在采用集成的单元的情况下,图12示出了上述实施例中所涉及的电子设备的一种可能的结构示意图。该电子设备1200包括:处理模块1201、存储模块1202和显示模块1203。处理模块1201用于对电子设备1200的动作进行控制管理。显示模块1203用于显示处理模块1201生成的图像。存储模块1202,用于保存终端的程序代码和数据。例如,存储模块1202中保存有终端中注册的预置唤醒词,以及第一声纹模型,所述第一声纹模型用于在唤醒所述语音助手时进行声纹校验,所述第一声纹模型表征所述预置唤醒词的声纹特征。可选的,电子设备1200还可以包括通信模块用于支持终端与其他网络实体的通信。电子设备1200包括的各个单元的详细描述可以参考上述各方法实施例中的描述,这里不再赘述。

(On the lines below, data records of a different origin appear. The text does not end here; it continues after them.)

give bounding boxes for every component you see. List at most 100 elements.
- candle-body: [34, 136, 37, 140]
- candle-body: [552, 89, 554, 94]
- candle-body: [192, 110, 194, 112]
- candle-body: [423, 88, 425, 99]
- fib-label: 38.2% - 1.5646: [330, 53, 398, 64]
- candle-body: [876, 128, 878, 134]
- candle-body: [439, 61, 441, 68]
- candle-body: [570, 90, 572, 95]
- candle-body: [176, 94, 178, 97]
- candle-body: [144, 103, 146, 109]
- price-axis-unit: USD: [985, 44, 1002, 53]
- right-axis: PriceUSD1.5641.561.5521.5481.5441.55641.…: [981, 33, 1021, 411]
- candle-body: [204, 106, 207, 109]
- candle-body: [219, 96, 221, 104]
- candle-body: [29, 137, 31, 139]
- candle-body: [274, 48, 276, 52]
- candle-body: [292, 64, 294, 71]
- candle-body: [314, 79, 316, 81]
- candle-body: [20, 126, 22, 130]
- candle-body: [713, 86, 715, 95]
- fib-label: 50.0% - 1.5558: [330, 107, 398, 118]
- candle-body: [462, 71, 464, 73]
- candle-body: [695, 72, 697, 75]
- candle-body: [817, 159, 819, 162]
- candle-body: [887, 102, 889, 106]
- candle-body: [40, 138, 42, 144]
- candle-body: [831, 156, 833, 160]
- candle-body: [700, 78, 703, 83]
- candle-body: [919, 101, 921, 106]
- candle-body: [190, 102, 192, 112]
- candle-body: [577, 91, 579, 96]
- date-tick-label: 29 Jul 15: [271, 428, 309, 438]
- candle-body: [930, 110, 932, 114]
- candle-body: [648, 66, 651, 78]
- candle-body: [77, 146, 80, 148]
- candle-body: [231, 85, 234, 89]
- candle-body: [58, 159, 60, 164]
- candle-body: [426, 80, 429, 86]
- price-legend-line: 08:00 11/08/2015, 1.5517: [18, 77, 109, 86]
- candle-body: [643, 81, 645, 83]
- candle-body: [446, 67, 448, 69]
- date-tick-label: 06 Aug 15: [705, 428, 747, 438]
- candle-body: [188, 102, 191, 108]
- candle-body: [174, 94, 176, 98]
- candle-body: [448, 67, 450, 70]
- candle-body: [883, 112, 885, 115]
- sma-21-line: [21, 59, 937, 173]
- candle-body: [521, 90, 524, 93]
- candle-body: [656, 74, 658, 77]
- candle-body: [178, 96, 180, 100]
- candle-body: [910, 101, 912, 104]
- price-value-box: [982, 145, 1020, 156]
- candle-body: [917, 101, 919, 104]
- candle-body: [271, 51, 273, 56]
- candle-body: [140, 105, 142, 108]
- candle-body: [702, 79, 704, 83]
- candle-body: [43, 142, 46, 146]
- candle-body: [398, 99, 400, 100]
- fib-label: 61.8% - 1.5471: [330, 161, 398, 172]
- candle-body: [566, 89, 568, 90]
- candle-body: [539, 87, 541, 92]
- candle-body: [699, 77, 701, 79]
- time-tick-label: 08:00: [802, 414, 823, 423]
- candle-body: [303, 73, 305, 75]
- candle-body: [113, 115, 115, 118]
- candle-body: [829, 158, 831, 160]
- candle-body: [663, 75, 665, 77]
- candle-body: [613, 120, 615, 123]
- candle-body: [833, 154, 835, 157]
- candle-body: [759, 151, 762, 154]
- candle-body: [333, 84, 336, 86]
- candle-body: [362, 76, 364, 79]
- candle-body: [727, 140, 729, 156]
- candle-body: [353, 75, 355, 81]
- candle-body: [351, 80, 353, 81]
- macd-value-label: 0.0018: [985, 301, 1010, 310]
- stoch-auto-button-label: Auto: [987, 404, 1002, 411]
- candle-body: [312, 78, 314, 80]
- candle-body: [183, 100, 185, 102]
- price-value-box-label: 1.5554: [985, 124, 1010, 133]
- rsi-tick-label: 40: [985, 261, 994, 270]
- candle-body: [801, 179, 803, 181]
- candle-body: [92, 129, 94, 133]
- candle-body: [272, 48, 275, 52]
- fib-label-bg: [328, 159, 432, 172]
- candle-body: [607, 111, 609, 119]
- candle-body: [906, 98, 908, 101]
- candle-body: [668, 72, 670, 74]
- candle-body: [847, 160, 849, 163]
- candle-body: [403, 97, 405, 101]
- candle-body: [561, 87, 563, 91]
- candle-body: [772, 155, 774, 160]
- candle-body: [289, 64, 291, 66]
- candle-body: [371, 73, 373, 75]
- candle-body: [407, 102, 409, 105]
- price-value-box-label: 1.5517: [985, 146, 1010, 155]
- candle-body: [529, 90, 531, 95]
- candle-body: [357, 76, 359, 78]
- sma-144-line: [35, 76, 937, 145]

其中,处理模块1201可以是处理器或控制器,例如可以是中央处理器(central processing unit,CPU),通用处理器,数字信号处理器(digital signal processor,DSP),专用集成电路(application-specific integrated circuit,ASIC),现场可编程门阵列(field programmable gate array,FPGA)或者其他可编程逻辑器件、晶体管逻辑器件、硬件部件或者其任意组合。其可以实现或执行结合本申请公开内容所描述的各种示例性的逻辑方框,模块和电路。所述处理器也可以是实现计算功能的组合,例如包含一个或多个微处理器组合,DSP和微处理器的组合等等。通信模块可以是收发器、收发电路或通信接口等。存储模块1202可以是存储器。

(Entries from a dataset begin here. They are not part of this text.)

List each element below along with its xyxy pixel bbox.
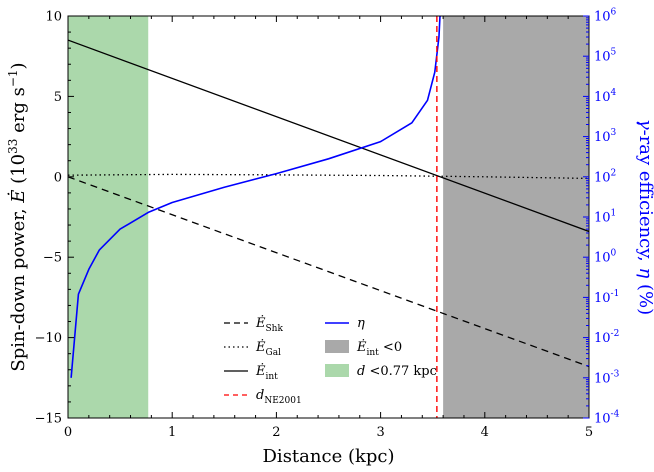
legend-label-col2-0: η xyxy=(357,316,365,331)
x-axis-title: Distance (kpc) xyxy=(263,446,395,467)
y-left-tick-label: −15 xyxy=(35,412,62,427)
y-right-tick-label: 106 xyxy=(594,8,617,25)
data-lines xyxy=(68,16,589,418)
legend-label-col2-1: Ėint <0 xyxy=(356,338,402,358)
y-right-tick-label: 10-3 xyxy=(594,369,620,386)
y-right-tick-label: 105 xyxy=(594,48,617,65)
y-left-tick-label: −10 xyxy=(35,331,62,346)
y-right-tick-label: 103 xyxy=(594,128,617,145)
y-right-tick-label: 10-4 xyxy=(594,410,620,427)
y-left-tick-label: 10 xyxy=(45,10,62,25)
y-right-tick-label: 101 xyxy=(594,209,616,226)
series-line-dashed xyxy=(68,176,589,368)
x-tick-label: 2 xyxy=(272,425,280,440)
legend-swatch-distance xyxy=(325,364,349,377)
region-distance-lt-077 xyxy=(68,16,149,418)
legend-label-int: Ėint xyxy=(255,362,278,382)
y-left-tick-label: 5 xyxy=(54,90,62,105)
x-tick-label: 1 xyxy=(168,425,176,440)
region-eint-negative xyxy=(443,16,589,418)
y-right-tick-label: 10-2 xyxy=(594,329,619,346)
y-left-tick-label: 0 xyxy=(54,170,62,185)
y-right-tick-label: 102 xyxy=(594,168,616,185)
x-tick-label: 3 xyxy=(376,425,384,440)
series-line-solid xyxy=(68,39,589,233)
legend-swatch-eint-negative xyxy=(325,340,349,353)
x-tick-label: 4 xyxy=(481,425,489,440)
shaded-regions xyxy=(68,16,589,418)
x-tick-label: 0 xyxy=(64,425,72,440)
y-right-tick-label: 100 xyxy=(594,249,617,266)
legend-label-col2-2: d <0.77 kpc xyxy=(357,364,437,379)
x-tick-label: 5 xyxy=(585,425,593,440)
series-line-dotted xyxy=(68,173,589,180)
y-left-tick-label: −5 xyxy=(43,251,62,266)
legend-label-shk: ĖShk xyxy=(255,314,283,334)
y-right-tick-label: 10-1 xyxy=(594,289,619,306)
ticks: 0 1 2 3 4 5 −15 −10 −5 0 5 10 10-4 10-3 10-2 10-1 100 101… xyxy=(35,8,620,441)
y-right-tick-label: 104 xyxy=(594,88,617,105)
left-y-axis-title: Spin-down power, Ė (1033 erg s−1) xyxy=(6,62,29,371)
legend: ĖShk ĖGal Ėint dNE2001 η Ėint <0 d <0.77 kpc xyxy=(224,314,437,406)
right-y-axis-title: γ-ray efficiency, η (%) xyxy=(635,119,654,315)
legend-label-ne2001: dNE2001 xyxy=(256,388,302,406)
legend-label-gal: ĖGal xyxy=(255,338,281,358)
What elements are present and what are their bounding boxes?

当处理模块1201为处理器(如图1所示的处理器110),通信模块包括Wi-Fi模块和蓝牙模块(如图1所示的移动通信模块150和无线通信模块160)。Wi-Fi模块和蓝牙模块等通信模块可以统称为通信接口。存储模块1202为存储器(如图1所示的内部存储器121和通过外部存储器接口120连接电子设备1200的外置SD卡)。显示模块1203为触摸屏(包括图1所示的显示屏194)时,本申请实施例所提供的终端可以为图1所示的电子设备100。其中,上述处理器、通信接口、触摸屏和存储器可以通 过总线耦合在一起。

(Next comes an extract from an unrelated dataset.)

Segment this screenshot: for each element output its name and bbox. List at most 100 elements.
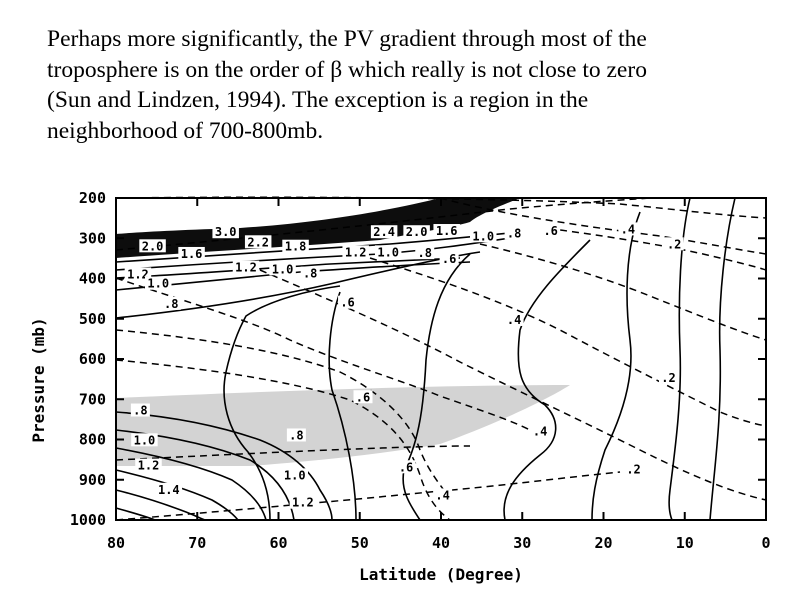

本申请实施例还提供一种芯片系统,该芯片系统包括至少一个处理器1301和至少一个接口电路1302。处理器1301和接口电路1302可通过线路互联。例如,接口电路1302可用于从其它装置(例如电子设备100的存储器)接收信号。又例如,接口电路1302可用于向其它装置(例如处理器1301)发送信号。示例性的,接口电路1302可读取存储器中存储的指令,并将该指令发送给处理器1301。当所述指令被处理器1301执行时,可使得电子设备执行上述实施例中的电子设备100(比如,手机)执行的各个步骤。当然,该芯片系统还可以包含其他分立器件,本申请实施例对此不作具体限定。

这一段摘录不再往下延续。